- Born: January 29, 1940 (age 86) Warsaw, Poland
- Education: MSc, DSc, PhD
- Alma mater: Warsaw University
- Known for: Polish and Mongolian fossils
- Spouse: Andrzej Białynicki-Birula
- Scientific career
- Fields: Paleontology
- Institutions: Institute of Paleobiology, Polish Academy of Sciences
- Website: www.paleo.pan.pl/pracownicy/borsuk-bialynicka/

= Magdalena Borsuk-Białynicka =

Polish paleontologist and phylogeneticist

Maria Magdalena Borsuk-Białynicka (born January 29, 1940) is a Polish paleontologist and phylogeneticist born in 1940 in Warsaw, Poland. She received both her Master of Science and Doctor of Philosophy degrees in Warsaw University, before completing her Doctor of Science at Jagiellonian University. In 2001 she became an official Professor in Paleontology. Borsuk-Białynicka has taught alternately at Warsaw University (1964–1975, 1986–1991, 1993–1996, 1997–1998) and University of Adam Mickiewicz (1990, 1992, 1994, 1996, 1998), while also supervising MSc and PhD students at both universities and the Silesian University.
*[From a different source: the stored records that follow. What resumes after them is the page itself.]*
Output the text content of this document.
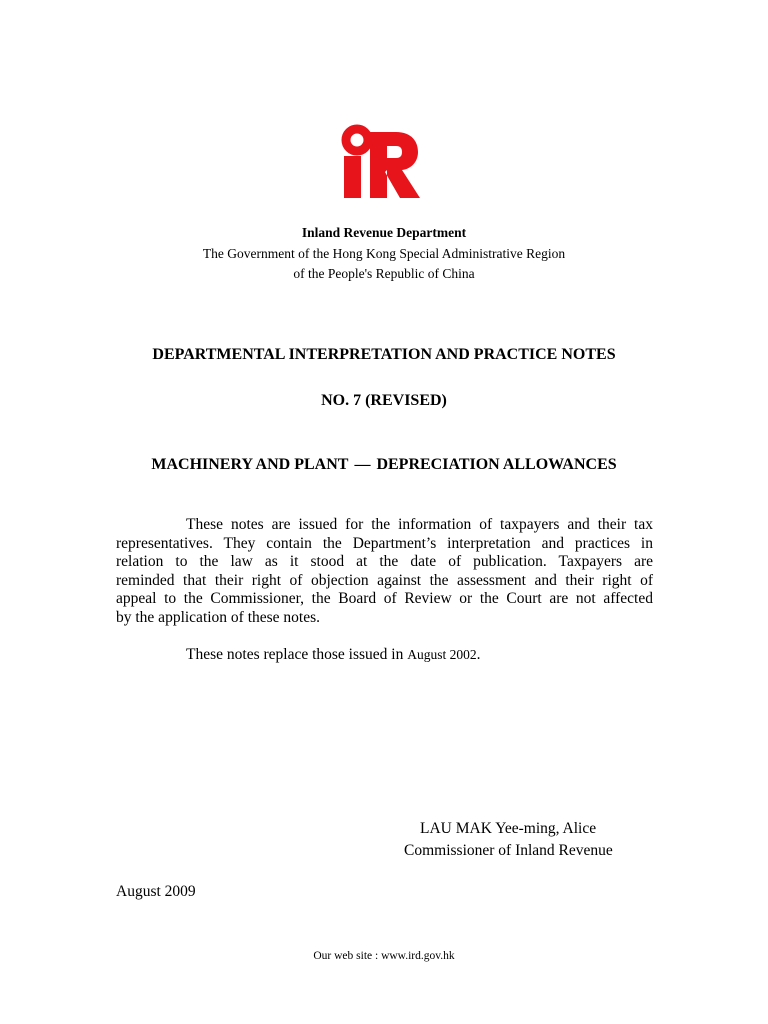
Inland Revenue Department
The Government of the Hong Kong Special Administrative Region
of the People's Republic of China
DEPARTMENTAL INTERPRETATION AND PRACTICE NOTES
NO. 7 (REVISED)
MACHINERY AND PLANT — DEPRECIATION ALLOWANCES
These notes are issued for the information of taxpayers and their tax
representatives. They contain the Department’s interpretation and practices in
relation to the law as it stood at the date of publication. Taxpayers are
reminded that their right of objection against the assessment and their right of
appeal to the Commissioner, the Board of Review or the Court are not affected
by the application of these notes.
These notes replace those issued in August 2002.
LAU MAK Yee-ming, Alice
Commissioner of Inland Revenue
August 2009
Our web site : www.ird.gov.hk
Her current (2017) PhD students are Marec Dek, Piotr Skrzycki and Dawid Surmik, who specialize in agnathan fishes, Triassic lungfish and Triassic marine reptiles respectively. Borsuk-Białynicka was a co-editor of the journal Palaeontologia Polonica volume 65 in 2009, and an assistant editor for the monographs in the journal from 1990 to 1997. Borsuk-Białynicka has named the sauropod Opisthocoelicaudia in 1977, the pelobatid frog Eopelobates leptocolaptus in 1978, the lacertoids Globaura and Eoxanta in 1988, the gekkonid Gobekko in 1990, and the archosauromorph Osmolskina in 2009.